In a memoir published in 100 Years of Vintage Farm Tractors, Apps describes how the makeshift tractor had an immediate and positive impact on his father's farm, despite shortcomings like mechanical brakes that took enormous effort to engage and a truck transmission that was only usable in dual low.
"Pa laid down the law early. 'Whoever drives this tractor will never, ever, put it in high gear. You'll kill yourself and probably somebody else.' At the moment, he was talking to himself since he was the only person on the farm who knew how to drive this new invention."
It wasn't long before the youngster would have his chance behind the wheel, however. During the October potato harvest he was gathering freshly dug spuds and loading them into wooden boxes strung out across a 20-acre field when his father told him it was time he learned to drive the tractor.
After some coaching on how to use a clutch, the 8-year-old successfully drove the tractor with a wagon in tow the full length of the field. And after navigating a wide turn he brought the tractor to a gradual stop, shifting into neutral and leaving it idling. For the first time in his life he felt like a man, and it was "a fine feeling."
That wasn't the end of his tractor driving that day, however, as his father asked him to drive back across the field while his brother and father loaded the potato boxes into the wagon. Soon he mastered the knack of using the clutch and was making smooth stops beside each set of boxes.
But after climbing to the top of a rise and starting down a rather steep grade the tractor began gaining speed and his father yelled "Whoa!" just as he used to yell to his work horses.
"I confidently pushed in the clutch and, rather than stop, the tractor began gaining speed," Apps remembers.
When his father told him to push on the brake he tried with all his might but the tractor, pushed by the heavily loaded wagon, began moving even faster.
"I looked up to see the right front tractor wheel hit the first wooden box dead center. I heard a sickening, splintering sound as the wood broke. I saw potatoes rolling down the hill.
"Then, before I could recover, I hit the next box, and the next, and the next, and somehow missed the last one on the hillside. At the bottom of the hill, I let out the clutch and killed the engine."

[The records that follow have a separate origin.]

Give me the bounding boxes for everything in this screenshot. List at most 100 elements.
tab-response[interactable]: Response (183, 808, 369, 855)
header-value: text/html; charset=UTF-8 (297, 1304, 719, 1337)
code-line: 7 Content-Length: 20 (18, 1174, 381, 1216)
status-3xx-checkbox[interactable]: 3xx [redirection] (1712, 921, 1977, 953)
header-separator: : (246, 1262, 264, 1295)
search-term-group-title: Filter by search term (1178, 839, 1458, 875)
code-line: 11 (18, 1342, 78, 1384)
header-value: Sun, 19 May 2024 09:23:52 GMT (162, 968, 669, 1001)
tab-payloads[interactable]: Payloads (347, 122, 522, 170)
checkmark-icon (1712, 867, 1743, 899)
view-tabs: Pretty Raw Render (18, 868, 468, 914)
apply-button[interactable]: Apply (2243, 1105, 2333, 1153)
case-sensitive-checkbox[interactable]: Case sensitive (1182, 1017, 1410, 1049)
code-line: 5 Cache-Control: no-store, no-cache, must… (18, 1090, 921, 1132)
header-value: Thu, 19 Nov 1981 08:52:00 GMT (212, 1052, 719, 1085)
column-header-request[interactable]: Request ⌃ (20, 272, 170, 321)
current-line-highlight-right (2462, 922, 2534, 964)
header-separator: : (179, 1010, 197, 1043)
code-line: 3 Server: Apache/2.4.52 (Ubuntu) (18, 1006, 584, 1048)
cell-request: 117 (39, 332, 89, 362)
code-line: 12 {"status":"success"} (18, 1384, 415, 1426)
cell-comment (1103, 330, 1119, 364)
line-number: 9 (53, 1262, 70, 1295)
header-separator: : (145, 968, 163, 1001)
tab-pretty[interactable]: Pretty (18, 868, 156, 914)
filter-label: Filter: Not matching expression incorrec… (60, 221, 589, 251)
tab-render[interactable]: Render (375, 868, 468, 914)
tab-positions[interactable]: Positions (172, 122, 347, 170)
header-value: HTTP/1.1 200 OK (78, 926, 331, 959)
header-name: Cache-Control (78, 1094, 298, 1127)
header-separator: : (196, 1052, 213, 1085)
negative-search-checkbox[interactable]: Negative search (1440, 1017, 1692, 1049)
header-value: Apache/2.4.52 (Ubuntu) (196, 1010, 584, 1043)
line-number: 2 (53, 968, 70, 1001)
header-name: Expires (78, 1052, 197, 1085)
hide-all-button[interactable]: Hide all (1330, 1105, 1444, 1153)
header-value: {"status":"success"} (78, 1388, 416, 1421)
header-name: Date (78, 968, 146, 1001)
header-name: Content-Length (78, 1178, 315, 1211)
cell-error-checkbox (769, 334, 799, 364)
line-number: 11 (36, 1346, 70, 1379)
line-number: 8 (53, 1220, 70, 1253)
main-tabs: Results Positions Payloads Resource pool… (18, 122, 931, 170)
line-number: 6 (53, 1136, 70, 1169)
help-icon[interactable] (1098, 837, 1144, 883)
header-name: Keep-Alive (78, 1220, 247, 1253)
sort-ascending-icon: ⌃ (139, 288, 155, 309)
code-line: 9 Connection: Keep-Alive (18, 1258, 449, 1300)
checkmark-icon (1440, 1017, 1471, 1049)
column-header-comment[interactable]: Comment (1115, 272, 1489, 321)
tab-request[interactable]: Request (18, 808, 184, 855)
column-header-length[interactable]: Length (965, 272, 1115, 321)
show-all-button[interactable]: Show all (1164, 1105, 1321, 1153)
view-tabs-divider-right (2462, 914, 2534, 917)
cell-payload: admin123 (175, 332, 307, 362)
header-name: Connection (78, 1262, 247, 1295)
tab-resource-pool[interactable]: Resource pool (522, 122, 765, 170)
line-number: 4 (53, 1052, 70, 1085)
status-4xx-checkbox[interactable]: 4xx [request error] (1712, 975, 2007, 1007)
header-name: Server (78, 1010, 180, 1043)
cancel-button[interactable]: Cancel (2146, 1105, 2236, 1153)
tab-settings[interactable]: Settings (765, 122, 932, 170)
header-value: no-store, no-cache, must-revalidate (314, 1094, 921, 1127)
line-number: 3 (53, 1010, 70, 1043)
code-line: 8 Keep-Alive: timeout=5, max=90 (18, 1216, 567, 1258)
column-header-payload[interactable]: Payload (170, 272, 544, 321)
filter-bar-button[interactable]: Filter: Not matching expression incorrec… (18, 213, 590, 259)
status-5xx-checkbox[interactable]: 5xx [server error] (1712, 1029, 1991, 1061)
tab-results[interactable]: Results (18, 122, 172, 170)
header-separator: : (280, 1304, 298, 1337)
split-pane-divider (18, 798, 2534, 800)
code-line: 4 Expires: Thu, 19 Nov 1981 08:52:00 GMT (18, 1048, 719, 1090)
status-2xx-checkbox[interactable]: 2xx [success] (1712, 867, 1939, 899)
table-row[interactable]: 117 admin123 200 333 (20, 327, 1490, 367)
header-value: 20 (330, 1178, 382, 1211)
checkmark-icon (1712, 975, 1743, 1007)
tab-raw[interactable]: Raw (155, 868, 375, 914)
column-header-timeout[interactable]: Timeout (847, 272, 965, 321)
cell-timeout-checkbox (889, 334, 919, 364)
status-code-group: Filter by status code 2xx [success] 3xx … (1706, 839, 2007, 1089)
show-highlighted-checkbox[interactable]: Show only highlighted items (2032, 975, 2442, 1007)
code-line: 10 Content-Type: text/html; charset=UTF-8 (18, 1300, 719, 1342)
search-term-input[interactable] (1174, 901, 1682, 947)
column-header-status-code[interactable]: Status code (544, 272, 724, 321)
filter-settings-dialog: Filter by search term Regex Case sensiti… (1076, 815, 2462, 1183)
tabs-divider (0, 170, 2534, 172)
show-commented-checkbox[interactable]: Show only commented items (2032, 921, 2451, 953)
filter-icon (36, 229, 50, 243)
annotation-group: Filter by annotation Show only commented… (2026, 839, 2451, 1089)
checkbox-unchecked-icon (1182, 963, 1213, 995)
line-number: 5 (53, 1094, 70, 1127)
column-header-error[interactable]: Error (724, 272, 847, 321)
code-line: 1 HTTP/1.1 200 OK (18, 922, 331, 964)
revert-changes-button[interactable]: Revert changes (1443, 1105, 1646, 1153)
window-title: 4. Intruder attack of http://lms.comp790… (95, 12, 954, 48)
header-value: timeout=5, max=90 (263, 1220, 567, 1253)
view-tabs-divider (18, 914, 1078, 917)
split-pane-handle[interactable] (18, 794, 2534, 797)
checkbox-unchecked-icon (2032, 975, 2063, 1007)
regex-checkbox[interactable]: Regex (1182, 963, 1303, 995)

Though he expected a tongue lashing, the boy was not rebuked or punished. His father told him to help clean up the mess and get back behind the wheel. By the end of the season, he was driving the tractor everywhere.
Apps' story is one of 14 tractor tales collected in the "100 Years of Vintage Farm Tractors" anthology, which includes a fictional story of super tractor salesman Alexander Botts and the Earthworm Tractor, a humorous account of acquiring a new tractor from a farm wife's point of view, and an eulogy on the agonies and ecstasies of tractor seats.
Even Hall of Fame baseball pitcher Bob Feller contributes an essay on his early memories of the Cat Twenty he drove on his family's farm in Iowa.
Not everyone shares, or understands, the passions of tractor enthusiasts, and that may be due to how they were raised, or where. "I know there are people who love their cars," explains tractor writer Roger Welsch. "But I sure haven't ever felt the kind of affection for an automobile that I feel for tractors, nor have I ever met an owner who feels about a work-a-day car the way many of us feel about a thoroughly utilitarian tractor... I don't like my cars very much. But I love my tractors."